A day of recriminations over the Feeding Our Future scandal ended Friday with Gov. Tim Walz backing away from a call for an investigation of the judge who presided over a 2021 lawsuit challenging the state's handling of the nonprofit at the center of a massive federal fraud case, while the judge said his conduct has been misrepresented.
At issue is a 2021 lawsuit that led the Minnesota Department of Education to resume payments to Feeding Our Future, the nonprofit that federal prosecutors say was used to orchestrate a $250 million scheme to defraud the federal government of money meant to feed poor children.
Asked by a reporter if the judge should resign, Walz had said Thursday he hoped "there would be an investigation into that."
But on Friday, Walz said he isn't calling for any investigation into Ramsey County District Judge John Guthmann.
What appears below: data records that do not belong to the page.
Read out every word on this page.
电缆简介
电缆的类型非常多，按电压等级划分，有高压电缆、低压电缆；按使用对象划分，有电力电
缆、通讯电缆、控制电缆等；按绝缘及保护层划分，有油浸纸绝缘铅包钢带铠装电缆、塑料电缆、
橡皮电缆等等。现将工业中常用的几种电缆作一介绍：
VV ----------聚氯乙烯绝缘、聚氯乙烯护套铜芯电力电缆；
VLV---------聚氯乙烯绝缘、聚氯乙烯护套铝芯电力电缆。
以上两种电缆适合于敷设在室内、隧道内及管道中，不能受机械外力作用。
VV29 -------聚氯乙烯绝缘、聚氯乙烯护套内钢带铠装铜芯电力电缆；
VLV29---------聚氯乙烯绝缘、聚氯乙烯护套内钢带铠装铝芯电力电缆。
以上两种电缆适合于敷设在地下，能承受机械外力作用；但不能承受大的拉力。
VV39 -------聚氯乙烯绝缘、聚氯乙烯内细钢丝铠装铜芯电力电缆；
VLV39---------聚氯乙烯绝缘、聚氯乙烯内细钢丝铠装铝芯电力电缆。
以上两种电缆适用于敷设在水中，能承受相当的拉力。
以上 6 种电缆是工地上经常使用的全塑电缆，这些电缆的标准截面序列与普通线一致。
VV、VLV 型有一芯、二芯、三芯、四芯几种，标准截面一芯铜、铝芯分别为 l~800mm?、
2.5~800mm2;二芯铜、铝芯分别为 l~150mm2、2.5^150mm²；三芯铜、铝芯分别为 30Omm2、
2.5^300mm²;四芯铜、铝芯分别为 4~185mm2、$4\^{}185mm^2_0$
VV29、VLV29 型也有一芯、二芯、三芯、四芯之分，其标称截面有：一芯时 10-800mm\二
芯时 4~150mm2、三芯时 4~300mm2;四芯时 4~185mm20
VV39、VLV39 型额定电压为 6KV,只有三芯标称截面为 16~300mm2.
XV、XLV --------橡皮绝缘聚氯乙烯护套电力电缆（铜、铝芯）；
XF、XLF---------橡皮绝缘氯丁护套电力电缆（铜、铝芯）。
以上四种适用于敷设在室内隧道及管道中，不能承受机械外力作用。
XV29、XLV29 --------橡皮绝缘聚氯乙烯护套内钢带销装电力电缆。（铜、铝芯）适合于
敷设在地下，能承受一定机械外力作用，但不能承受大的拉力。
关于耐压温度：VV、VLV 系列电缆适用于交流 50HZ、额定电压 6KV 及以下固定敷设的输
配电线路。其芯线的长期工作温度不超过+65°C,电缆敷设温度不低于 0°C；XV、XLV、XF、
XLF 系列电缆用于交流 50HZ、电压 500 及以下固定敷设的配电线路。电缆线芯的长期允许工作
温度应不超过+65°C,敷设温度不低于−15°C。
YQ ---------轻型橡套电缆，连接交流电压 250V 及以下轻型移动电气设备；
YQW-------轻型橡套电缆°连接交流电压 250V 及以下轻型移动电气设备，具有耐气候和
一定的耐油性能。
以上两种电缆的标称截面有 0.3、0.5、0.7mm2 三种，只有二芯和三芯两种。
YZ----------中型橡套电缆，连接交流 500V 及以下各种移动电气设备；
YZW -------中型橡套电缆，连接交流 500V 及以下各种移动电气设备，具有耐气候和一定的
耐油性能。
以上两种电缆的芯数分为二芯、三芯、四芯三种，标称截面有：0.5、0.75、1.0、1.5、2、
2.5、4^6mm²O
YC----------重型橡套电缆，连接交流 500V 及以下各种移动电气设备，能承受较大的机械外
Rather, Walz said, he wants a review done of "how this fraud was allowed to continue, including lies the defendants told the court."
The Minnesota Department of Education (MDE), which oversees the federal nutrition program, said in a statement in January that a judge had told the department "that it does not have the authority to stop payment to Feeding Our Future and must continue to pay Feeding Our Future's claims."
A rare state Judicial Branch statement, authorized by Guthmann on Friday, said Guthmann never ordered the department to resume payments, however. The statement said that the Star Tribune, other news media and MDE officials had inaccurately described him doing so. MDE voluntarily resumed payments, the statement said. Guthmann never issued a written order to do so.
In response Friday, MDE officials said in a statementthat "Feeding Our Future demanded that MDE make payments, and the court made it clear that if MDE were to continue the legal fight to withhold payments, MDE would incur sanctions and legal penalties."
A transcript of the April 2021 hearing shows Guthmann said that MDE can "establish additional conditions, but you can only stop paying if those additional conditions cannot — if the deficiencies cannot be remedied by imposing those additional conditions. You can't impose the additional conditions and stop paying before you determine that those additional conditions won't work. You've put the cart before the horse."